Now that it is the Democratic Party that is becoming more Sun Belt than Rust Belt, that is the favored party of revitalized urban metropolises and centers of innovation like the high-tech sector, and that is more attuned to the millennial-generation cultural zeitgeist, older conservatives exhibit a shaken faith in the wisdom of popular majorities. Barone himself has taken to explicitly arguing in favor of the electoral college precisely because it might act—as it did in 2016—to thwart the will of a national plurality that he finds ideologically and demographically uncongenial. Other Republicans have responded to social change by advocating restrictions on access to the ballot that disproportionately affect young and non-white citizens, in order to further tilt the electoral system away from their political opponents.
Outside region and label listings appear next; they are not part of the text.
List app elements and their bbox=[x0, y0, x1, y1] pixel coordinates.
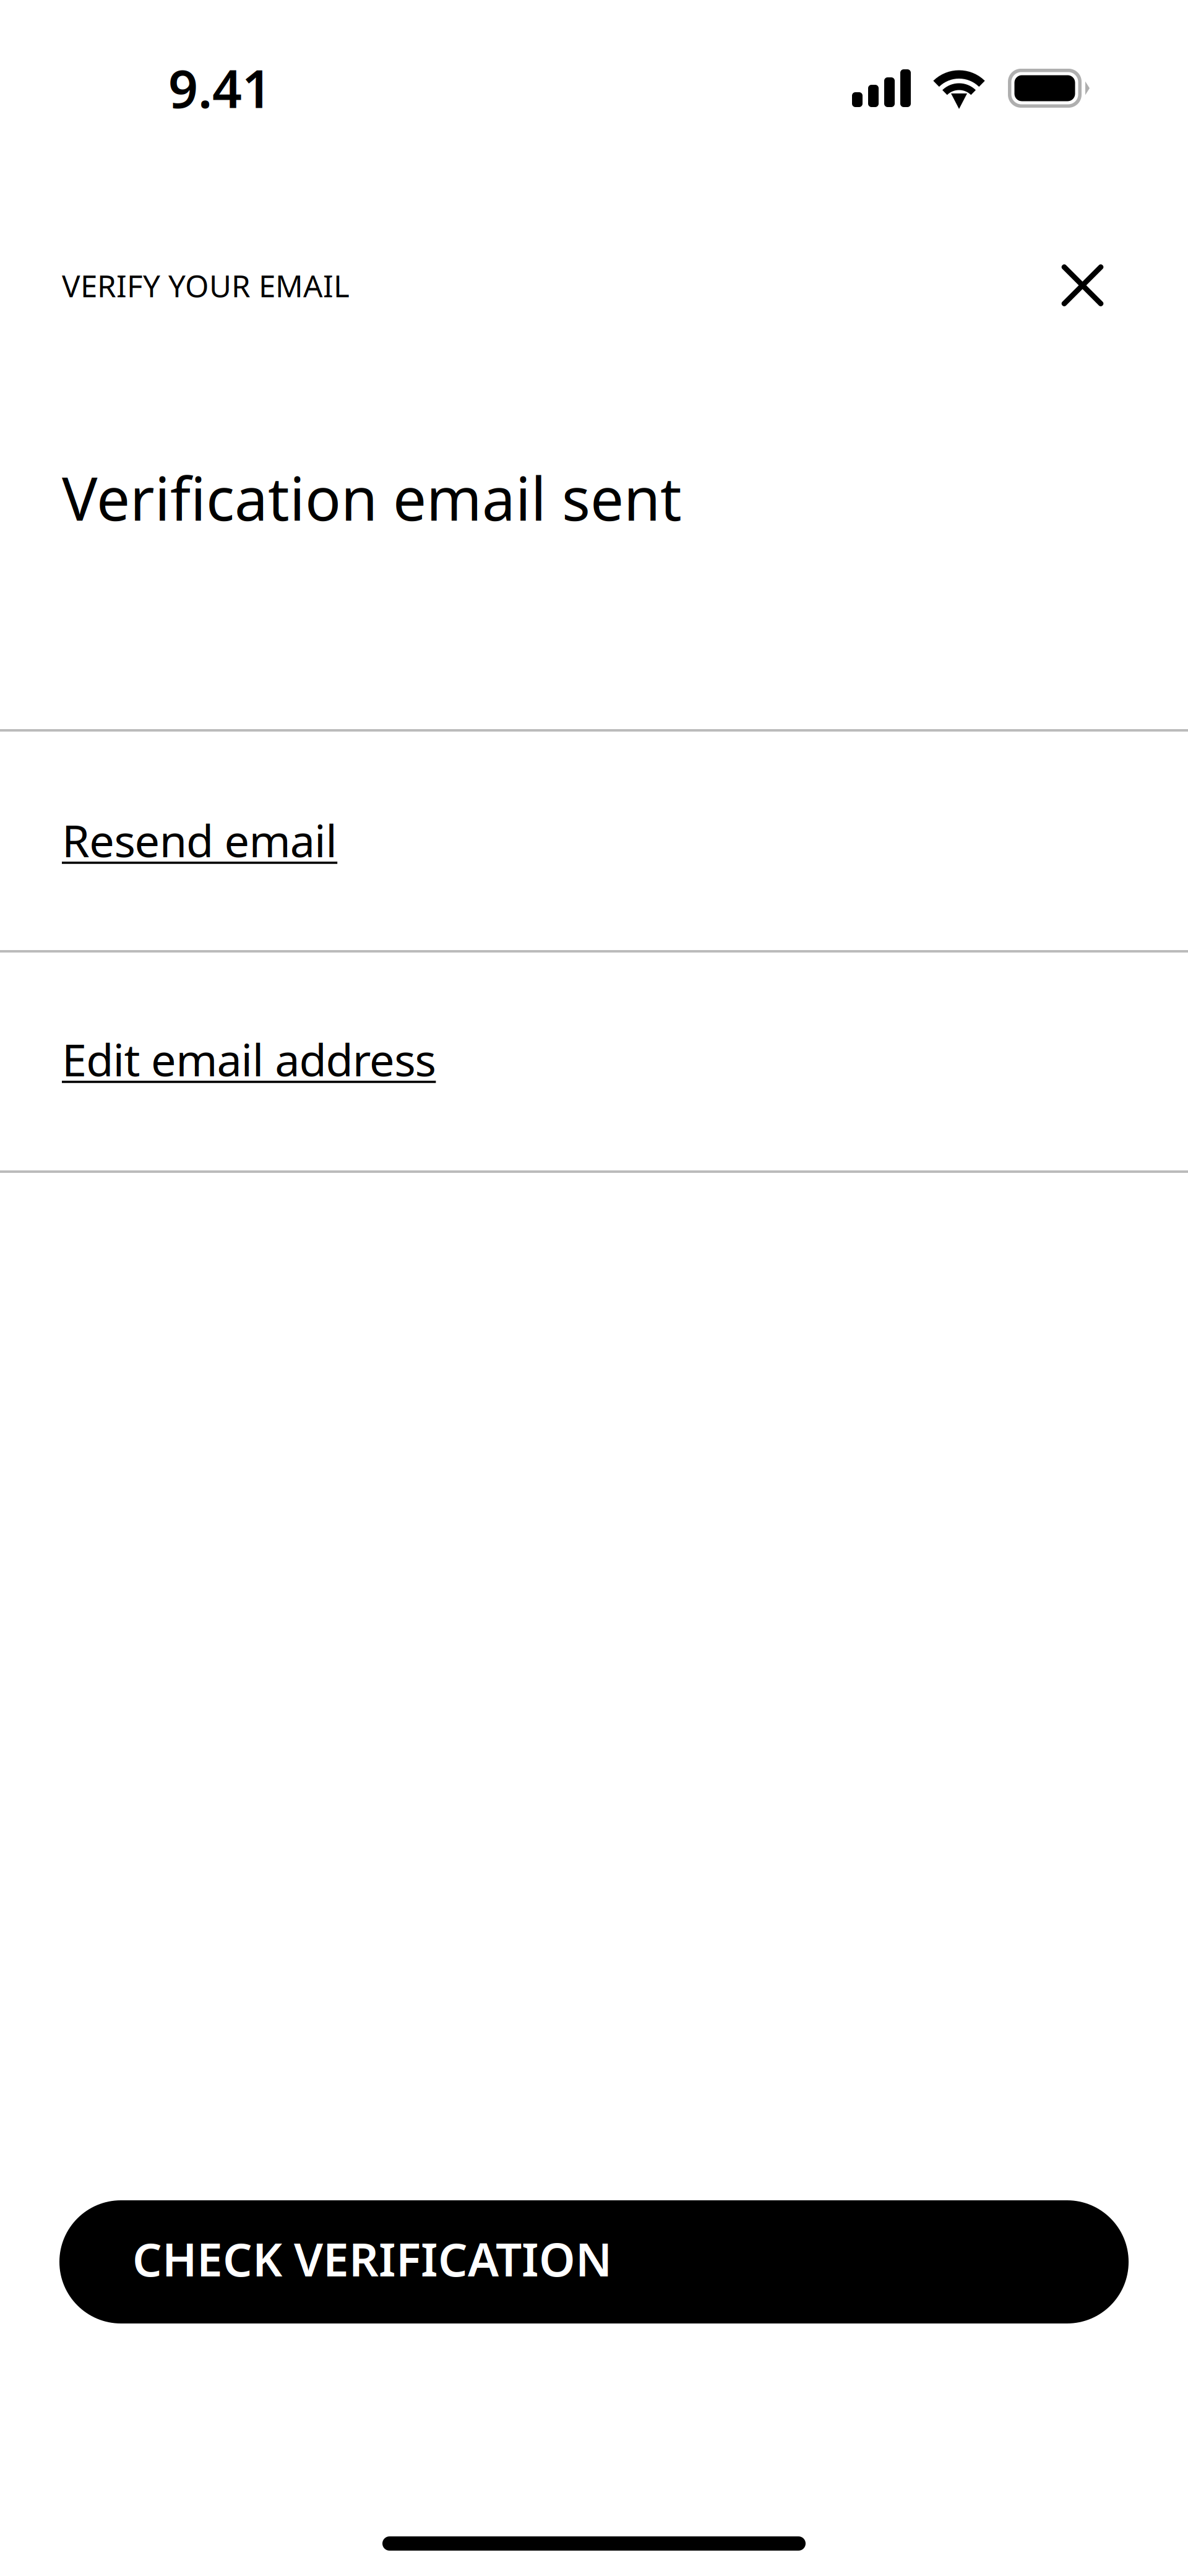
staticText: VERIFY YOUR EMAIL bbox=[62, 265, 350, 306]
staticText: CHECK VERIFICATION bbox=[132, 2228, 612, 2289]
staticText: Edit email address bbox=[62, 1029, 436, 1089]
staticText: 9.41 bbox=[168, 53, 272, 122]
staticText: Resend email bbox=[62, 810, 337, 869]
button[interactable]: Edit email address bbox=[0, 953, 1188, 1170]
staticText: Verification email sent bbox=[62, 458, 682, 537]
button[interactable]: Close bbox=[1044, 247, 1121, 324]
button[interactable]: Resend email bbox=[0, 732, 1188, 950]
button[interactable]: CHECK VERIFICATION bbox=[59, 2200, 1129, 2323]
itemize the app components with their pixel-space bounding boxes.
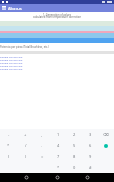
button[interactable]: 3 <box>82 129 98 140</box>
button[interactable] <box>98 140 114 151</box>
staticText: * <box>7 143 10 148</box>
button[interactable]: ) <box>17 151 34 162</box>
button[interactable]: 7 <box>50 151 66 162</box>
staticText: 6 <box>89 143 92 148</box>
staticText: sample link text line <box>0 61 23 64</box>
button[interactable]: # <box>82 162 98 173</box>
staticText: , <box>41 132 43 137</box>
button[interactable]: Recents <box>83 173 92 182</box>
button[interactable]: 0 <box>66 162 82 173</box>
button[interactable]: 8 <box>66 151 82 162</box>
staticText: 8 <box>73 154 76 159</box>
staticText: 0 <box>73 165 76 170</box>
staticText: sample link text line <box>0 64 23 67</box>
button[interactable]: 2 <box>66 129 82 140</box>
button[interactable]: 6 <box>82 140 98 151</box>
staticText: sample link text line <box>0 58 23 61</box>
button[interactable]: , <box>34 129 50 140</box>
staticText: 2 <box>73 132 76 137</box>
staticText: ⌫ <box>103 132 109 137</box>
button[interactable]: * <box>50 162 66 173</box>
button[interactable]: + <box>17 129 34 140</box>
button[interactable]: ⌫ <box>98 129 114 140</box>
button[interactable]: * <box>0 140 17 151</box>
staticText: # <box>89 165 92 170</box>
button[interactable]: 4 <box>50 140 66 151</box>
staticText: / <box>25 143 27 148</box>
staticText: 9 <box>89 154 92 159</box>
staticText: * <box>57 165 60 170</box>
staticText: sample link text line <box>0 67 23 70</box>
staticText: ( <box>8 154 10 159</box>
button[interactable]: ( <box>0 151 17 162</box>
staticText: sample link text line <box>0 55 23 58</box>
staticText: 1. Generation of values calculated from … <box>0 13 114 19</box>
staticText: Abacus <box>8 6 22 11</box>
staticText: Potencia por pieza (Total Brushless, etc… <box>0 45 49 49</box>
staticText: 4 <box>57 143 60 148</box>
button[interactable]: 9 <box>82 151 98 162</box>
button[interactable]: / <box>17 140 34 151</box>
staticText: 5 <box>73 143 76 148</box>
button[interactable]: Menu <box>0 4 8 12</box>
button[interactable]: = <box>34 151 50 162</box>
staticText: . <box>41 143 43 148</box>
staticText: - <box>8 132 10 137</box>
staticText: 3 <box>89 132 92 137</box>
staticText: 1 <box>57 132 60 137</box>
staticText: ) <box>25 154 27 159</box>
staticText: 7 <box>57 154 60 159</box>
staticText: + <box>24 132 27 137</box>
button[interactable]: 5 <box>66 140 82 151</box>
button[interactable]: Back <box>22 173 31 182</box>
button[interactable]: Home <box>53 173 62 182</box>
staticText: = <box>41 154 44 159</box>
button[interactable]: 1 <box>50 129 66 140</box>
As the Republican victories of 2014 and 2016 confirm, there is no youth-led "permanent Democratic majority," in part because our electoral rules and institutions tend to provide Republicans with a built-in advantage in close elections. Plus, there are simply lots and lots of baby boomers and pre-boomers, and they vote more reliably than their children and grandchildren. But if the young will respond to Trump's ascendance by resenting the disproportionate political and economic power of the right-leaning old, the old will continue to resent the increasing cultural power of the left-leaning young. The power of the presidency simply does not extend to authority over the national culture, and the institutions that do exert substantial cultural influence—the news media, entertainment industry, educational system, and so forth—can be expected to serve as centers of resistance to Trump and Trumpism. Cultural backlash can be a powerful tool for winning elections, but it's very hard to actually deliver on promises to move an entire society back in time.